July 13 2020
As we say goodbye to another academic year, the No IB Fees Campaign thought it timely to give an update.
As our supporters know, most schools with the IB program in the TDSB are in neighbourhoods that are high on the Learning Opportunities Index, which measures “external challenges affecting student success”, such as low income. Our contention is that IB has been the most accessible rigorous academic pathway for working-class and racialized students in the TDSB. Its barriers for entry have been lower than that for Arts and Gifted programs.

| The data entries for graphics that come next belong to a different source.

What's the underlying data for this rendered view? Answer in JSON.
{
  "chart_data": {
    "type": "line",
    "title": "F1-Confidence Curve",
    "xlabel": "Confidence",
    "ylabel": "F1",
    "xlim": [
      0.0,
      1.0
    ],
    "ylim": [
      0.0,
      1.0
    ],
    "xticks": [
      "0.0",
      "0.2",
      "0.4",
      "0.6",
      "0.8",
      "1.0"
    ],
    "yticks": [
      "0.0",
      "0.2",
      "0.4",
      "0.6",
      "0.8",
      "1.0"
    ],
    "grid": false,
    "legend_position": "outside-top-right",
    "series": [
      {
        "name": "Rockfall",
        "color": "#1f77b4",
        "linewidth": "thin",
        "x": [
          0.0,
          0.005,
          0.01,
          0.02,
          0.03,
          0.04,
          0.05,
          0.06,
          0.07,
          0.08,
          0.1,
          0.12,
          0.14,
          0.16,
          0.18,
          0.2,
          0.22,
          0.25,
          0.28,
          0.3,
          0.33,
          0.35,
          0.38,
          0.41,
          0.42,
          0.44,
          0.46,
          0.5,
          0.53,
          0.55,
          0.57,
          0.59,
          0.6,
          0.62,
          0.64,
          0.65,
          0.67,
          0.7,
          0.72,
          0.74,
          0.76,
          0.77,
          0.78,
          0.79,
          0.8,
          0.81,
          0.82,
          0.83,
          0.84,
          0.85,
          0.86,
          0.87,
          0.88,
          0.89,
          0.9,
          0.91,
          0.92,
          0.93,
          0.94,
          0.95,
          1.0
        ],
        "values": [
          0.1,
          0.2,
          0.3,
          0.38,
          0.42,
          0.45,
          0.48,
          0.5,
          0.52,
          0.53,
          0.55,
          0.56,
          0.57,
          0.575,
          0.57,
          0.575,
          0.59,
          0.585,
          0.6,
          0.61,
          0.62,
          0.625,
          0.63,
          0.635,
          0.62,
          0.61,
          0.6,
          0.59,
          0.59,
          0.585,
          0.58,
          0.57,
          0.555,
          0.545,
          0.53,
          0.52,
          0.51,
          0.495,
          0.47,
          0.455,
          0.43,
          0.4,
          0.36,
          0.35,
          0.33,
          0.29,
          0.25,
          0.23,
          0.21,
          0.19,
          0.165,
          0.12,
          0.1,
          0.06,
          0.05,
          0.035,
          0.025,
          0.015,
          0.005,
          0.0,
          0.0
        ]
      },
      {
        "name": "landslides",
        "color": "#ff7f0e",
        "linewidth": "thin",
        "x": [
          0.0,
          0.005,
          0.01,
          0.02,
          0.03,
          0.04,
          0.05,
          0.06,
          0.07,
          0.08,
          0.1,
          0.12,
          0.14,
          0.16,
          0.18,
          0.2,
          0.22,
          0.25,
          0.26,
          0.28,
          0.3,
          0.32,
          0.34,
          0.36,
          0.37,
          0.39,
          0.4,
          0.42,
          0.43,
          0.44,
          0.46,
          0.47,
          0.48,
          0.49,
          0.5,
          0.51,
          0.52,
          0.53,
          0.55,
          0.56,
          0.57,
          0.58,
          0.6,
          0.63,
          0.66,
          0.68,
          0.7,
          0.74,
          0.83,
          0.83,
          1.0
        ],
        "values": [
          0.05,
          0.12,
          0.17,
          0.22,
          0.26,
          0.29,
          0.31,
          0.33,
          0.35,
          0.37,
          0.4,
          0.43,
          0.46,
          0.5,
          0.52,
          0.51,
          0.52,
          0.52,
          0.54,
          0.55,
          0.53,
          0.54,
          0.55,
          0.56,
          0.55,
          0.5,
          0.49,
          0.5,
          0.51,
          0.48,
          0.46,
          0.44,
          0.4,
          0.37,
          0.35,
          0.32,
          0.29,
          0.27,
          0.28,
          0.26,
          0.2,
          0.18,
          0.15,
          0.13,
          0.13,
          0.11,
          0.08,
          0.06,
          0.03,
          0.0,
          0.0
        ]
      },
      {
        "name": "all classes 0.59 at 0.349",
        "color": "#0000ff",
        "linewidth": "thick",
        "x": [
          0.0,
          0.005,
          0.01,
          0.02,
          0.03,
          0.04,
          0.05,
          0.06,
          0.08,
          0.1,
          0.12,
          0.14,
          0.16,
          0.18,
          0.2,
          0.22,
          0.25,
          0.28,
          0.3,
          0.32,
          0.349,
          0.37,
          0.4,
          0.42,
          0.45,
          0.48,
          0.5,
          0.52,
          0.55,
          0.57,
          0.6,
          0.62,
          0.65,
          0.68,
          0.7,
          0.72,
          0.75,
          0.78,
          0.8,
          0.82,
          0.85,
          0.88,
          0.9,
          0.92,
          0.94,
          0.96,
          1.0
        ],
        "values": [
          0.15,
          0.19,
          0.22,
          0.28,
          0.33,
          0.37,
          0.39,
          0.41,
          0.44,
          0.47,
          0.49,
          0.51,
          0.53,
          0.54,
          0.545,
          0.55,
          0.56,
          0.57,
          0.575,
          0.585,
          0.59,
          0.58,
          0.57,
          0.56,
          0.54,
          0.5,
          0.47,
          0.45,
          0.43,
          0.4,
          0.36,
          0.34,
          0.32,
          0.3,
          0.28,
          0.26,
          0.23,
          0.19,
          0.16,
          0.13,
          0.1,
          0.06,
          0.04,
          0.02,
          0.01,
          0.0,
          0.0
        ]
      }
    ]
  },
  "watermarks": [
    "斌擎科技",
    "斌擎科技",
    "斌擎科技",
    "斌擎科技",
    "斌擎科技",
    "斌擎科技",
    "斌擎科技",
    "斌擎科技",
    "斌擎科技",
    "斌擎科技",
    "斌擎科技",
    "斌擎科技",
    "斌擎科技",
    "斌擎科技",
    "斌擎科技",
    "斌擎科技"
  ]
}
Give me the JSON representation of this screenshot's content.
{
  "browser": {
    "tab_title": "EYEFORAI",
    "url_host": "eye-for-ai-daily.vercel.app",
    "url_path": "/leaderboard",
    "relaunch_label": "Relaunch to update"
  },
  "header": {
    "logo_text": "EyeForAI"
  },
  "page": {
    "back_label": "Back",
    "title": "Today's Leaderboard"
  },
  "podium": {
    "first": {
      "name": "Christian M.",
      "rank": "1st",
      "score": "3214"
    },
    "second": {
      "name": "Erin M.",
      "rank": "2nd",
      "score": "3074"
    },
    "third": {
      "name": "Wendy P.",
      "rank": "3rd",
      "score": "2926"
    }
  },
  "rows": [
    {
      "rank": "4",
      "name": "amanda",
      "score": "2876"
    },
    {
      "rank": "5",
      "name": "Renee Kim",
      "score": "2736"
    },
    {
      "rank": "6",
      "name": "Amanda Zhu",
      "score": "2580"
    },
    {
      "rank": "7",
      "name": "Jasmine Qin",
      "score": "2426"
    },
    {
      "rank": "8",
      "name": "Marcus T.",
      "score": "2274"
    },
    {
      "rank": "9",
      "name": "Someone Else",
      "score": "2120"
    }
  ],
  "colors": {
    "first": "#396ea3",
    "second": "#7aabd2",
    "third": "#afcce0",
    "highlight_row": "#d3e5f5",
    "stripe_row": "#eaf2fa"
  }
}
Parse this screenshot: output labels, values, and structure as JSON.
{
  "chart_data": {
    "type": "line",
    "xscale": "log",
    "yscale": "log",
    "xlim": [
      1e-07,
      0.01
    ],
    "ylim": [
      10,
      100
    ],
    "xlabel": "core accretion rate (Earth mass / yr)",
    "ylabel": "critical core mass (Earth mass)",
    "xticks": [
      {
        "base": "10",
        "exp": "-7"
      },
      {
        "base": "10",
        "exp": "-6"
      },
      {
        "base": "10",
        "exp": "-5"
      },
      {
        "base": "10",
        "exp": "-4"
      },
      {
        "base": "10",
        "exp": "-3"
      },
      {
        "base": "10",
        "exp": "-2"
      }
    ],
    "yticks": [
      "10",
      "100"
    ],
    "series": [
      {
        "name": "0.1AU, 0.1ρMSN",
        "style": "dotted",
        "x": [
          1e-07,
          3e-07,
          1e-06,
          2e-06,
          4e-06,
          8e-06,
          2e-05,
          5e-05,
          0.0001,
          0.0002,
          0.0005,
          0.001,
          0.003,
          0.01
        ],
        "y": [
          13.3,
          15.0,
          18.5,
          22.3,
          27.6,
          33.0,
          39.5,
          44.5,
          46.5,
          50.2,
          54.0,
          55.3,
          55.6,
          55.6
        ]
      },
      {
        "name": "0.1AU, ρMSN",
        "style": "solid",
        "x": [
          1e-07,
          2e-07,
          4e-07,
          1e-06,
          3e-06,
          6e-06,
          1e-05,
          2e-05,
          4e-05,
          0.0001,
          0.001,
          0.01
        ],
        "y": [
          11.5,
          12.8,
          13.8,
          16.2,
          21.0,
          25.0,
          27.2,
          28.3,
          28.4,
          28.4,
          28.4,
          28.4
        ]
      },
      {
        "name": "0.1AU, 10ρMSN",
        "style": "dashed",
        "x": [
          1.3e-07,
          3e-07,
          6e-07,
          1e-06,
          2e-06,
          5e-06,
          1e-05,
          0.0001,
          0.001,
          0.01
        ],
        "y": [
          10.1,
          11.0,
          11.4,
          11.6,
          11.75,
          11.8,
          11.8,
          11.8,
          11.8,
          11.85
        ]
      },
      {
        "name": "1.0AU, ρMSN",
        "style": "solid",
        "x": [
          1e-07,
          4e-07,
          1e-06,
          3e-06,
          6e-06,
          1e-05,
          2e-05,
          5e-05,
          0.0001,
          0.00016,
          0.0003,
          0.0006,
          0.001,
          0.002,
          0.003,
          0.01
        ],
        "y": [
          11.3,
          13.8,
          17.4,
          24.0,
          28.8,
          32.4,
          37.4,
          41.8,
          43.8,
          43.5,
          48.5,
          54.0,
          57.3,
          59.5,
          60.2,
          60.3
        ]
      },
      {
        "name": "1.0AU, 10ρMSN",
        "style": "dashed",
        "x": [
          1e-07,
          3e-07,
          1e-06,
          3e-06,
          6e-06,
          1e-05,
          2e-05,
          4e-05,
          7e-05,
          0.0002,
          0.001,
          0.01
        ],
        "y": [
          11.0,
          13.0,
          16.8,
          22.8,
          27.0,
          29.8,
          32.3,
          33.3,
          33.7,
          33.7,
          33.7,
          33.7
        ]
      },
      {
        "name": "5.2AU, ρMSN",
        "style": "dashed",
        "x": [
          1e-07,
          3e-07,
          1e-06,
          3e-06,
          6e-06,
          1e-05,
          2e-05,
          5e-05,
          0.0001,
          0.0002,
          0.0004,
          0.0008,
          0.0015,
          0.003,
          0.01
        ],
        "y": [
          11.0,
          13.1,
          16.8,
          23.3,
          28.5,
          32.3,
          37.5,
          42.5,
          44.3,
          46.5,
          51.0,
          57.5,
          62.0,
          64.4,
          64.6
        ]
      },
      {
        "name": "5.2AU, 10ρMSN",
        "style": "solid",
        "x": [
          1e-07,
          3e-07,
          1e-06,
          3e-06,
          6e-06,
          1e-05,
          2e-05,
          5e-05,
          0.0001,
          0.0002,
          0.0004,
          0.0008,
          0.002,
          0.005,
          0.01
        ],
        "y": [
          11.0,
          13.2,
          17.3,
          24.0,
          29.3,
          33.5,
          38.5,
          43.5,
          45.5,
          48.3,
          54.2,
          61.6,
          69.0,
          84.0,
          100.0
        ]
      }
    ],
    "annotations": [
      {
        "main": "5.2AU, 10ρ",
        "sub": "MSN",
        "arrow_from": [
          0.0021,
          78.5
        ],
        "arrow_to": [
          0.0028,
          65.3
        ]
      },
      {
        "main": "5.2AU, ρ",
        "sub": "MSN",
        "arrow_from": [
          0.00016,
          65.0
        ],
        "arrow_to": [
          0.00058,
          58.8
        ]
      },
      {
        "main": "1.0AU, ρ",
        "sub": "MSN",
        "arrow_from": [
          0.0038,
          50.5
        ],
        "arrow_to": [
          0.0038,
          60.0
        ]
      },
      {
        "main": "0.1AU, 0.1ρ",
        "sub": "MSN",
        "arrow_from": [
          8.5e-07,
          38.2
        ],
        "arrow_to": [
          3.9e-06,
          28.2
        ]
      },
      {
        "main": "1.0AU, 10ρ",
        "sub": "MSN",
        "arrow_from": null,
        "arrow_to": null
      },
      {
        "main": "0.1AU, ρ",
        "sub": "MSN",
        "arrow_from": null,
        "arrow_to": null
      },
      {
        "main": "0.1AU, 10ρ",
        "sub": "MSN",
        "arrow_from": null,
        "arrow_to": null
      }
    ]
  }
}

Charging fees for IB turns it into an elitist and inaccessible program, and empties neighbourhood schools of students needed to keep them open.
By mid-January our campaign pushed back against the fees through a petition with more than 1000 signatures, hundreds of letters to the Board, trustees, and political representatives, in-person engagement at Ward and School Advisory Council meetings, a media blitz, and a student week of action.
At the January 31 IB Fee Strike Debate, in a packed auditorium at the Parkdale public library, two teams of parents, teachers, IB students, and IB alumni debated the merits of students going on fee strike. The audience voted in favour of the side that argued “Yes, IB students should go on a fee strike”. Despite this support, IB students decided to instead wait for the outcome of a Human Rights case filed on behalf of IB students against the TDSB. That legal case is now underway and we eagerly await news of progress.
By mid-February many IB families had not registered to continue the program in the fall, nor had they applied for financial assistance. Activists had earlier warned the TDSB students would fall through bureaucratic cracks created by the new fees, and they have.
Then in late February the Board announced that the new fees would be further reduced for students from households with less than $75K yearly income, due to a private donation from a condo developer. Anyone who knows the context of Parkdale, a neighbourhood struggling against gentrification and push-out, sees the irony of this. Charging fees to a program that makes up 50% of PCI’s student population threatens to depopulate the school and leave it vulnerable to being closed and sold off by the TDSB to a developer, as the TDSB tends to do. By donating money to help lower-income students stay in the program, the developer donor is trying to make itself look like a “friendlier” gentrifying force.
IB families expressed cynicism towards the corporate donation. As community organizer Alykhan P. put it:
“The private sector does this to 1) launder their image in the minds of the public 2) disrupt and divide organizing efforts 3) further exacerbate public education’s dependence on precarious private cash injections 4) exploit this dependence to speed up the flight to private schools by families who can afford it 5) gain sway over the curriculum often resulting in industry-friendly misinformation - as we’ve seen especially in Alberta.”
Even as the privatization of IB barrels ahead, the No IB Fees Campaign has so many reasons to celebrate:
- We’ve built community! We have a network of engaged students, parents, teachers, and community members, many of whom hadn’t worked together before.
- We’ve put the TDSB on notice. Our relentlessness has shown the Board that they cannot get away with privatization or with any move that deepens racial and economic inequality.
- Specifically, we’ve put Trustee and TDSB Chair Robin Pilkey on notice. While defending the Board’s racist and anti-working-class move, she has lied about data to other trustees, to the media, and to the public. She has refused to represent her own constituents who have begged her to oppose IB privatization, saying that she is within her rights to ignore parents’ and students’ wishes in order to do what’s best for the Board (i.e. cuts). We will remember this leading up to and on Monday, October 24, 2022, should Pilkey choose to run for re-election.
Stay tuned for more updates about the campaign! The fight is far from over, particularly given how pandemic economic conditions are putting the IB program even further out of reach for working families in Parkdale, Weston, and other lower-income neighbourhoods.